I am driven by gratitude to share with the world a story about a miracle – a miracle created by man, but miraculous nonetheless.

Recently my wife was diagnosed with stage 4 inoperable non-smoker’s non small cell lung cancer. The five-year prognosis for lung cancer survival is 15 percent. We felt it was a death sentence, and were consumed with grief every waking and sleepless moment.

Clinging to hope, my wife agreed to a clinical drug trial conducted by the M. D. Anderson Cancer Center, testing a new growth inhibitor manufactured by GlaxoSmithKline.

In just eight short weeks we had the initial findings: the inhibitor had shrunk the lung tumor by at least 10 percent! If that is not a man-made miracle, nothing is.

If and when this drug goes on the market, it will be expensive. But, frankly, I would gladly pay any cost for a drug that keeps my soulmate of 42 years alive. She is worth more than all the money I have.

This miracle turns me to the current issue of the high price of drugs and price controls. I believe to the heart’s core that government-mandated price controls on drugs would be inhumane – yes, inhumane. Let me explain why.

Not long ago I came across an article by E.O. Wilson, former professor of biology at Harvard University and author of two Pulitzer-prize winning books. He said that of all the species in the universe, “fewer than 2 million are in the scientific register” and that “an estimated 5 million to 100 million – or more – await discovery.”

“Medicine,” he added, “is a domain that stands to gain enormously from the world’s store of biodiversity,” and that “only a tiny fraction of biodiversity has been utilized in medicine,” There is, Professor Wilson adds, a “pharmacological bounty of wild species… [and] all kinds of organisms have evolved chemicals needed to control cancer in their own bodies, kill parasites and fight off predators.”

My point is obvious: If drug companies are restricted by price controls, if they are not able to realize a meaningful profit, they will have no incentive to take huge risks and invest prodigious sums of money in finding cures to human diseases.

In the remaining 100 million species yet to be discovered might be the cure for Alzheimer’s or AIDS or cancer, but they would remain largely untapped. This neglect would be inhumane – not to us in the immediate present – but to countless numbers of us when we’re older, and to our children and grandchildren.

The American Cancer Society reports five-year survival rates for the 15 most common cancers rose from 43 percent in men and 57 percent in women in l979, to 64 percent in both sexes in 2000. New drugs are a major factor in this dramatic increase.

In addition to my wife’s miracle, I am myself a beneficiary of a miraculous drug. I had suffered severe atrial fibrillation, where my heart could be seen literally banging in my chest up to 12 hours a day, where I had difficulty breathing, where I was terrified.

One pill, taken once a day, stopped the symptoms entirely.

It is now a generic drug and it is now dirt cheap. But that cheapness was not always the case. Ten, 20 or 30 years ago, it was expensive. It had to be because a drug company needed to take the risk and spend of millions of dollars in research and development to discover this miraculous medication. It might well have been, so to speak, a dry hole.

I thank God price controls were not in effect back then, possibly precluding discovery of this drug and preventing countless millions today – like me – from having it.
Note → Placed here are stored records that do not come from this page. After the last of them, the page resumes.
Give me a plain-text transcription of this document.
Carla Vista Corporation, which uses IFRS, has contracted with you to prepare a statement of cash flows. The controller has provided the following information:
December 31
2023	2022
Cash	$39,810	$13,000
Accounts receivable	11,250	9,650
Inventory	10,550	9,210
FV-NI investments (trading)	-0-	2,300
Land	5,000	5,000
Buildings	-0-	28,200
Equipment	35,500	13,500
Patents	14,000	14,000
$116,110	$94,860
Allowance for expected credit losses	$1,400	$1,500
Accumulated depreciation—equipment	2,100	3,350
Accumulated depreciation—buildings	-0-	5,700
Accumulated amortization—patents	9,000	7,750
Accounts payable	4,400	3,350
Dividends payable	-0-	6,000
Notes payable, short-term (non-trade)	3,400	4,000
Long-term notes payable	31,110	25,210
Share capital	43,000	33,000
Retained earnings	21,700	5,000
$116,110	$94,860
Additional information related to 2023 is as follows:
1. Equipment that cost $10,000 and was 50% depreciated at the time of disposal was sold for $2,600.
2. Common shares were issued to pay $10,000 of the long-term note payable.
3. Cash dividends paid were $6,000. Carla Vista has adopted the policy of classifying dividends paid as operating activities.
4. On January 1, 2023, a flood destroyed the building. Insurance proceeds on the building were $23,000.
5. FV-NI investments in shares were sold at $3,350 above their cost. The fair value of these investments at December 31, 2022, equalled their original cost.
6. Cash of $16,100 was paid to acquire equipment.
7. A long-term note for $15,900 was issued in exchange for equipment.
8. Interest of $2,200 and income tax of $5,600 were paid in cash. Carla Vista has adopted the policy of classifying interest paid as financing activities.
When we ask for mandated price controls now, we understandably serve our immediate interests, but we do so at the expense of our progeny. For poor people who desperately need expensive drugs right now, let’s find a way to solve that problem without the destructiveness of price controls.

In the meantime, my wife and I and countless millions thank with unfathomed gratitude the drug companies for giving us the most precious thing we have – our lives.

Ron Trowbridge, Ph.D., is a fellow at the Texas Public Policy Foundation.